Il neo sindaco Francesco Squicciarini ha chiesto ai cinque partiti della coalizione che ha conquistato Palazzo De Mari (Pd, IdV, Udc, Io Sud e Compagnia delle Arti) di indicare tre persone, siano esse consiglieri eletti, candidati o anche personalità esterne al Consiglio Comunale.
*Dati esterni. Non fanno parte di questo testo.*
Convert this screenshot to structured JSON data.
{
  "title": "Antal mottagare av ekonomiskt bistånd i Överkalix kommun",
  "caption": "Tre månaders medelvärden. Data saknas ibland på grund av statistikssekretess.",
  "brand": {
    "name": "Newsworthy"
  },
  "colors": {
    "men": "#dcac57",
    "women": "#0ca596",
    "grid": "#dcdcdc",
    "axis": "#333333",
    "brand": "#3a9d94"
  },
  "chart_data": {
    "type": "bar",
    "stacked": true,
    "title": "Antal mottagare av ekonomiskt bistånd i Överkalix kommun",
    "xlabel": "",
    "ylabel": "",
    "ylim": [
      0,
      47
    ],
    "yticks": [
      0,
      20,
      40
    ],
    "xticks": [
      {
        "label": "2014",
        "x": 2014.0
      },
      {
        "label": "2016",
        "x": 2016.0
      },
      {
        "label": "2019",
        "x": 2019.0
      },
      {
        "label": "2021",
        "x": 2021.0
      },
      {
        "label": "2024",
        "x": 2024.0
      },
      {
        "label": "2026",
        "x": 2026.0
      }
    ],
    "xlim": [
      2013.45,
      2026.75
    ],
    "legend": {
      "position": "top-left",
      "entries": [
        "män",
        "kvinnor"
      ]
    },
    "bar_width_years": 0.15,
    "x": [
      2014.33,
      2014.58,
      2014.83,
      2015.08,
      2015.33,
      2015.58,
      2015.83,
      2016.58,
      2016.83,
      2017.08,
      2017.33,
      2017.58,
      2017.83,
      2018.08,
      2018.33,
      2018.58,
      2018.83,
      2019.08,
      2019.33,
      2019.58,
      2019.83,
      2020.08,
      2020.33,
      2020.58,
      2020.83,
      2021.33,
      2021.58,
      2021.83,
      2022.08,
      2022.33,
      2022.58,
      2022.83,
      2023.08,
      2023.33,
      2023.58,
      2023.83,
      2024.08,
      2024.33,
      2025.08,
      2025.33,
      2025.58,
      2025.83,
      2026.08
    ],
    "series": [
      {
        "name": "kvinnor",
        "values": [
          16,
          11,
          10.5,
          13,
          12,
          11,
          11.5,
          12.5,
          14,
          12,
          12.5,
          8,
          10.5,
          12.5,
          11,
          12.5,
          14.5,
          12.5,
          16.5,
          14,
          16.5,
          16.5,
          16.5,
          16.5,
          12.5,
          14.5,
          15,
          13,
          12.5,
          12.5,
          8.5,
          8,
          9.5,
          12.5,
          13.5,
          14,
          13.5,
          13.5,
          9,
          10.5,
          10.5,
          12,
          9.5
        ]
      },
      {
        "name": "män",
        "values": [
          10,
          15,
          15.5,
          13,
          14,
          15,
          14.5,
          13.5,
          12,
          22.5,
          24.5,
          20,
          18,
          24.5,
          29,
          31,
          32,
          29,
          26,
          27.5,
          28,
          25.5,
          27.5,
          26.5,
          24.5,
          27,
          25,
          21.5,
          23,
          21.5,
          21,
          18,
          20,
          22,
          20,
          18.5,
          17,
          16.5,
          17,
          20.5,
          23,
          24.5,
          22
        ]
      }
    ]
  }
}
Una terna per ogni partito da cui lo stesso sindaco sceglierà poi i cinque assessori che governeranno con lui su Acquaviva per i prossimi anni.

A questa conclusione si è arrivati al termine dell’incontro che ieri pomeriggio ha messo attorno ad un tavolo l’ingegnere del Pd e i rappresentanti delle compagini di maggioranza.

L’indicazione del sindaco non ha ricevuto contrarietà anche se qualcuno si aspettava che venisse proposto il criterio dei più suffragati: più voti, premio dell’Assessorato.

Ma fin da subito il primo cittadino pare sia stato chiaro: prevale la competenza sulla appartenenza e dunque largo a chi sa e sa fare, non solo a chi ha portato a casa un buon risultato in termini di voti.

Squicciarini ha dettato anche i tempi, molto stretti: entro venerdì la terna dei nomi; poi tutto il fine settimana a riflettere e già domenica sera, nel corso del comizio ufficiale di ringraziamento, il sindaco potrebbe annunciare la sua squadra.